もう、わけがわからなくなりそうだ。ぎゅっと、冊子を胸に強く抱く。このまま、自分までもがあかりのことを忘れてしまいそう。それがひたすらに、怖い。
その時、ふと望美の視界が翳る。


「神子、どうした」

「リズ先生…」


人目につかない場所へ来たつもりだったのだが、お見通しだったらしい。掛けられた声に振り向くと、リズヴァーンが優しい目で見下ろしている。
不思議だ。何ひとつ話してはいないのに、彼には全てを見透かされているように感じた。あるいは、彼ならもしかしてあかりを覚えているのかもしれないと、望美は無意識に思っているのかもしれなかった。

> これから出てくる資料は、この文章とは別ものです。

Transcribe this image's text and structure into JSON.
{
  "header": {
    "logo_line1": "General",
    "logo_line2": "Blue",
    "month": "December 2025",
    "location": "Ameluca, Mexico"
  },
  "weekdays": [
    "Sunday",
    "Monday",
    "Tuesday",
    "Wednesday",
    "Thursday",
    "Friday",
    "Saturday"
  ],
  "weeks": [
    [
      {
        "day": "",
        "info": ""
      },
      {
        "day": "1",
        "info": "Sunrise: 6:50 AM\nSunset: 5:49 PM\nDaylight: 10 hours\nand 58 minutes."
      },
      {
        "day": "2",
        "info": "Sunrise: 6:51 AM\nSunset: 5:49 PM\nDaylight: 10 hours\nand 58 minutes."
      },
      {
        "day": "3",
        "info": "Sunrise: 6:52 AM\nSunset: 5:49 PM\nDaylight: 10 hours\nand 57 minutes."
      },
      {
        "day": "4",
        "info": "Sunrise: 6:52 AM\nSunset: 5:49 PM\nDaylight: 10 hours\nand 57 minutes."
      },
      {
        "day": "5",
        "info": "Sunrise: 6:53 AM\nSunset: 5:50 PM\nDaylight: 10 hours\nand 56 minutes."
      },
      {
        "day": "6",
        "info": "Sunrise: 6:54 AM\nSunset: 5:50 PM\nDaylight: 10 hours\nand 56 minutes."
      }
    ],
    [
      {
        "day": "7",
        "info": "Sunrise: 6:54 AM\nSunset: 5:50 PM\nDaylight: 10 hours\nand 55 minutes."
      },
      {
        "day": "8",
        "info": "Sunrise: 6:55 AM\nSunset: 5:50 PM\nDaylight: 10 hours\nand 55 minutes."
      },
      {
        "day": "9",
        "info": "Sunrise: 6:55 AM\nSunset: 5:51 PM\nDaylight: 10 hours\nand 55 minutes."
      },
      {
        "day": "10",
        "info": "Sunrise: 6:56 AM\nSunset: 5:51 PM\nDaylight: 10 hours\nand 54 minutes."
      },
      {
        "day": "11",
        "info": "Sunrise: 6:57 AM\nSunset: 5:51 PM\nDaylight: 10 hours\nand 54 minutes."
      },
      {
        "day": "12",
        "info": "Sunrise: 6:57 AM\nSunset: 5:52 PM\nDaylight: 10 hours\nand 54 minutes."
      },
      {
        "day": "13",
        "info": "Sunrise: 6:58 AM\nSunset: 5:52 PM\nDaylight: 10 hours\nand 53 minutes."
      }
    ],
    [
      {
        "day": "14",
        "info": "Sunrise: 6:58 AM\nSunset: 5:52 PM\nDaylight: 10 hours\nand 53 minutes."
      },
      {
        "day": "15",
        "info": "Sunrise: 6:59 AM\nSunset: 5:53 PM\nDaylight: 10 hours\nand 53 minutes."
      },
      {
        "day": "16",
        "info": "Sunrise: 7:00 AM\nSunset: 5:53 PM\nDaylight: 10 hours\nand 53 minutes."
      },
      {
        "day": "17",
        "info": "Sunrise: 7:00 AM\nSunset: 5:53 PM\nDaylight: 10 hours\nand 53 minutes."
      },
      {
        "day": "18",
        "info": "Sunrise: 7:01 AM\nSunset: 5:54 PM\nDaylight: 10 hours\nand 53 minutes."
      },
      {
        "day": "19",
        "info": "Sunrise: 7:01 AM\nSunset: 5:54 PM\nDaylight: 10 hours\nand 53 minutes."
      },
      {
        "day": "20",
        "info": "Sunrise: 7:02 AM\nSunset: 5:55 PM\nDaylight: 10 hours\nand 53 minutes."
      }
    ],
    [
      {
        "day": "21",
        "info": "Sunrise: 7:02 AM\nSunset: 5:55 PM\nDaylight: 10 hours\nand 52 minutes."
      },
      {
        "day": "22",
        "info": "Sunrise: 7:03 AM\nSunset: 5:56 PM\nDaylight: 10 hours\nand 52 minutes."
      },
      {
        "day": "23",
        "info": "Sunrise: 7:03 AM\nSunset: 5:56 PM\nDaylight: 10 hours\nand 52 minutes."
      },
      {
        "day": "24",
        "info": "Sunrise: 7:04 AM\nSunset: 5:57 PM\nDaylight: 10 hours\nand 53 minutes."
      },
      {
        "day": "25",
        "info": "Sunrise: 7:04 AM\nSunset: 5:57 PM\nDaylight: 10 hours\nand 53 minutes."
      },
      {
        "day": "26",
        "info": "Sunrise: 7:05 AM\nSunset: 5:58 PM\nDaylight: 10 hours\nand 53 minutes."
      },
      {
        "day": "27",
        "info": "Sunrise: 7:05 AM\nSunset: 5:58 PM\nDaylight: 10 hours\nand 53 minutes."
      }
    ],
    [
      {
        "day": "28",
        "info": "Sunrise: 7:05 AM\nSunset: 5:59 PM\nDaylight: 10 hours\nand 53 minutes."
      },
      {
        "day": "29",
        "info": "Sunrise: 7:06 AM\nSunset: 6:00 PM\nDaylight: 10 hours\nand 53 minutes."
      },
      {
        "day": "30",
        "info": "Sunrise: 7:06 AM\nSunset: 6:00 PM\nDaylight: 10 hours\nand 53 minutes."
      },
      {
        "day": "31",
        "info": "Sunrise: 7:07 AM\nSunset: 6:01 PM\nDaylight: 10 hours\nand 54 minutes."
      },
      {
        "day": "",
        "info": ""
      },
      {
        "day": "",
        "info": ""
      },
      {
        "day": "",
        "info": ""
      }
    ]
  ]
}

「先生…あかりはどうして居なくなっちゃったんだろう…どうして上手くいかないの…?」


言葉は、言葉にならない。ただ浮かぶままに感情を晒す。リズヴァーンはそれすら見通していたかのように、僅かに頷き、助言をくれた。


「神子。一番最初に戻りなさい」

「最初……?」

「そうだ。良く考えなさい。何事にも起点は、ある」



最初。
宇治川合戦、旅の始まり。
春の京、あかりとの出会い。

…違う。

厳島、あかりと弁慶の最期。
望美のループの始まり。
夏の熊野、二人の関係の始まり。

その、前。
ずっと前。

望美のはじまり。
一番、最初へ。



浮かんだその場所は、何もかもの始まりの場所で。そこへ帰ったところで、どうにかなるとは思えない。でも、他に手はない。そこ以上の「始まり」は無いと思った。

意識を手繰る。
龍神の力を借りる。
今度こそ、上手くいくように願う。